The concept isn't "seriously flawed", it's just that you didn't understand it. And I do understand what the word "standard" means, as I also have a dictionary at home. I'm just not sure why you'd want to "standardise" golf courses, if that is actually what you wish to do. Is it?
Par is a meaningless concept because it is innacurate, as I stated before. It does not reflect the difficulty of the golf hole. In theory, it is supposed to represent a "likely" score by an expert golfer, but is an expert golfer as likely to get 4 on a 280 yard hole and on a 465 yard hole?
Heck, an expert golfer is more likely to get a 5 at the par 4 17th at TOC, and a 4 at the par 5 13th at Augusta...
To compare a player's position who is, say, three holes behind another player, we now use "par". Jean Van de Velde is on the 16th at 5 under, whereas Tiger Woods is on 13 at three under, and we assume that Jean has a two shot lead.
But he doesn't. Tiger will probably get one or two birdies on the "easy" (relative to par) 13th and 15th.
To compare golfers on different holes, we need to estimate what the golfer playing behind will likely shoot on the intervening holes.
That is why you'd replace the vague concept of "par" with the hole's average score for players in that tournament.
Essentially, it's a form of "par", but with a few decimal points added.
As such, "par" or "average" (or whatever you want to call it) for 13, 14 and 15 would be, say, 4.20, 4.10, and 4.40.
Now, the viewer's will know that, if Tiger gets a 4 on the 13th, he gained a little bit of ground on the field, but if he gets a 5, he's lost serious ground. That's exactly the way it is. Ken Venturi always says it, "You get a par at 13 and you've given up a shot to the field".
Anyway, comparing golfers’ relative positions in a tournament is not really what “par” is all about.
Essentially, I'm stating that "Par" is an extremely useless - if not detrimental - concept in golf because:
- it can't be used to accurately compare golfers in a tournament. Not as well as we might think, anyway...
- it doesn't necessarily reflect a golfer's goal for a given hole (that's why we are always told to find a "personal" par, which is essentially a personal goal).
- it doesn't accurately reflect the difficulty of the hole.
- it is not used for handicap purposes.
- it restrains architect's creativity by forcing her to adapt the golf course to an arbitrary predetermined number (such as 72) rather than to the land.
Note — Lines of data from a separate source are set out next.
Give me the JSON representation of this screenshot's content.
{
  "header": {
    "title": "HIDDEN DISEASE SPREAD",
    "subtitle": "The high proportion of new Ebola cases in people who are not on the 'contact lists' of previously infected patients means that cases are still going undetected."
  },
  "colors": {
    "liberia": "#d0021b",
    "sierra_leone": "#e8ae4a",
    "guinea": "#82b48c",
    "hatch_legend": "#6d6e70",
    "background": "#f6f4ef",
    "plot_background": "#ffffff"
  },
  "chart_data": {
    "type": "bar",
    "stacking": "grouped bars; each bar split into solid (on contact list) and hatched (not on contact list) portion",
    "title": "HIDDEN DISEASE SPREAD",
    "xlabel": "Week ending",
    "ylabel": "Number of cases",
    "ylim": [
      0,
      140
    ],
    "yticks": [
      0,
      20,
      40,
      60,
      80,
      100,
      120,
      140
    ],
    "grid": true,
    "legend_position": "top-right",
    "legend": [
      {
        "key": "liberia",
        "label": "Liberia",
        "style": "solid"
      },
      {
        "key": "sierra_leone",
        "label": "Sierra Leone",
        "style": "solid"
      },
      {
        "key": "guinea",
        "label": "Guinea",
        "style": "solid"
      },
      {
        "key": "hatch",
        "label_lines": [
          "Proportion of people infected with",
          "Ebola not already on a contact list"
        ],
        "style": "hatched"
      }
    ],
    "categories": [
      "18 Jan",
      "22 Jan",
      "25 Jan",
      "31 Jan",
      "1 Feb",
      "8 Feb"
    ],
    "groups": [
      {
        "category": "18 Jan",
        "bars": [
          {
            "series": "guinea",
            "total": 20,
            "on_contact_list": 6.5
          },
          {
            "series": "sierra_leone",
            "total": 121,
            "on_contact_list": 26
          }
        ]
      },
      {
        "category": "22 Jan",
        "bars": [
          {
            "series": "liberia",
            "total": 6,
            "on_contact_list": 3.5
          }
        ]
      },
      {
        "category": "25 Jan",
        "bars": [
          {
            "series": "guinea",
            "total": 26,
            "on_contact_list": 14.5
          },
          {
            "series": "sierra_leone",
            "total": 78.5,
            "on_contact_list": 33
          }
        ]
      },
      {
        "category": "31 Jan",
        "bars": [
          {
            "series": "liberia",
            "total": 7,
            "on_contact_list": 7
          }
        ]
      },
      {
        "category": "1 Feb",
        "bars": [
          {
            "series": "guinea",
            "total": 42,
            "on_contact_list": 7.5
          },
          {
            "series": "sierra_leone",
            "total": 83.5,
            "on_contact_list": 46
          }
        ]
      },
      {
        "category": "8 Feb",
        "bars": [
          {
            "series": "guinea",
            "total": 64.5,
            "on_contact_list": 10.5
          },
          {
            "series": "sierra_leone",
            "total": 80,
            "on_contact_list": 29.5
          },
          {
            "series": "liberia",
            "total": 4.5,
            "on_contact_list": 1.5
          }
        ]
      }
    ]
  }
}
- it limits one’s thinking of individual holes by coercing us to categorise the hole into neat compartments of “par 3”, “par 4” and “par 5”.
- it has led to the “card and pencil” mentality and to cries of “unfair”, rather than fostering the “spirit of adventure”.
It’s those last three that bother me, which is why I stated that Par “has done far more too harm golf course architecture than just about anything else around”.